The governor, who was represented by Rivers State Attorney-General and Commissioner for Justice, Prof. Zacchaeus Adangor (SAN), said, “I have heard a lot of comments been made that we are fighting Federal Government; there is no desire or any intention of the Rivers state government to fight the Federal Government. But you must remember that in a federal system, the states are not house boys of the Federal Government. The principle of co-equality is fundamental to the federal arrangement; that principle leads to the principle of autonomy, autonomy leads you to physical autonomy and physical autonomy leads you to physical federalism.”
According to him, the federal or state governments are co-equal because none derives its life from the other.

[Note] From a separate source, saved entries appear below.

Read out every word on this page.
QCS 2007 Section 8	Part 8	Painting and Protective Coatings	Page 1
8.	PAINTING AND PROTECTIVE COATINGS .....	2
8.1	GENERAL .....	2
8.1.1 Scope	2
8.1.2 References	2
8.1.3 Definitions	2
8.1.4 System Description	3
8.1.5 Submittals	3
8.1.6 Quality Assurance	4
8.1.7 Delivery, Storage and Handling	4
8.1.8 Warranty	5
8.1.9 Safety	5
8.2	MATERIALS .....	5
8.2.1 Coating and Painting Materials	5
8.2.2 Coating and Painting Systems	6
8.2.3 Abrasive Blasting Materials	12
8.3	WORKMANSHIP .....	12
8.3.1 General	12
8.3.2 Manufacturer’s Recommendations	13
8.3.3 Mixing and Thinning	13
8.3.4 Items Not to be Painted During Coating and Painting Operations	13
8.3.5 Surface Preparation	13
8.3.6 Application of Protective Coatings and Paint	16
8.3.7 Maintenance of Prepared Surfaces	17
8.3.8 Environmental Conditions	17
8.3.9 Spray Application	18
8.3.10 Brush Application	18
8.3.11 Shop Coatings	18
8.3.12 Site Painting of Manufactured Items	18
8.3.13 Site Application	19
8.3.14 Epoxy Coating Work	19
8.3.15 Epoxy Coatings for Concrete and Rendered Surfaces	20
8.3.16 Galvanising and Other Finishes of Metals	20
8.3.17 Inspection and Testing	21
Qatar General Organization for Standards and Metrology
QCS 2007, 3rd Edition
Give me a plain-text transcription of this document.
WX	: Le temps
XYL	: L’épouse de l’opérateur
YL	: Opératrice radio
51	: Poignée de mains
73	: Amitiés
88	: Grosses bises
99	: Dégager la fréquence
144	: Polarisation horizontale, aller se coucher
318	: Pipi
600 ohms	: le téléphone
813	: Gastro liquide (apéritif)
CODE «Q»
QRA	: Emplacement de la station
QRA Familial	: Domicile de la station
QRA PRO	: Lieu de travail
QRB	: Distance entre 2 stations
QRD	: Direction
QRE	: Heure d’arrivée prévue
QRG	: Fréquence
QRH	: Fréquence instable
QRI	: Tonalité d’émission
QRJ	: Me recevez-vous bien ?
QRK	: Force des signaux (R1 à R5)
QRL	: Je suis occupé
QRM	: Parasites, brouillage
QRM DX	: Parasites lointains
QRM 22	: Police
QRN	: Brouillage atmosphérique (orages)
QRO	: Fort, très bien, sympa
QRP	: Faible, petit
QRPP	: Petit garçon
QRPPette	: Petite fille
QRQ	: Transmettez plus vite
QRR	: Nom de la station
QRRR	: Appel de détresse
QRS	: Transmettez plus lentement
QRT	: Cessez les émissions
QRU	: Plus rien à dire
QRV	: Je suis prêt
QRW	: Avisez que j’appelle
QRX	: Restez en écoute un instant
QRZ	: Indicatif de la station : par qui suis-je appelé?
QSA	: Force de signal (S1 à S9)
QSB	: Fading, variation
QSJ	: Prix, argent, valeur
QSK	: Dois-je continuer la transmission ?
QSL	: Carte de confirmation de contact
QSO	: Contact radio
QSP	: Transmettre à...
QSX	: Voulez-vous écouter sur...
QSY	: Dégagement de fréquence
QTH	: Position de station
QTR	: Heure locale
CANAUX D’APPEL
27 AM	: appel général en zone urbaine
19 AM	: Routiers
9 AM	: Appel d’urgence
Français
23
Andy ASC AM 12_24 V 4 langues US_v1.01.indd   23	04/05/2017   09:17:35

Wike said, “They both derive their life from the constitution because they have co-equality and every level of government is entitled to have access to sufficient revenue so that they can carry out its own responsibility without subordinating its will to that of a superior authority. That is the fundamental aspect of fiscal federalism and until we get it, we will continue this journey of talking and talking without result. But I think that the court has a role to play; the court can lay this crisis and controversy to rest when it makes a pronouncement.”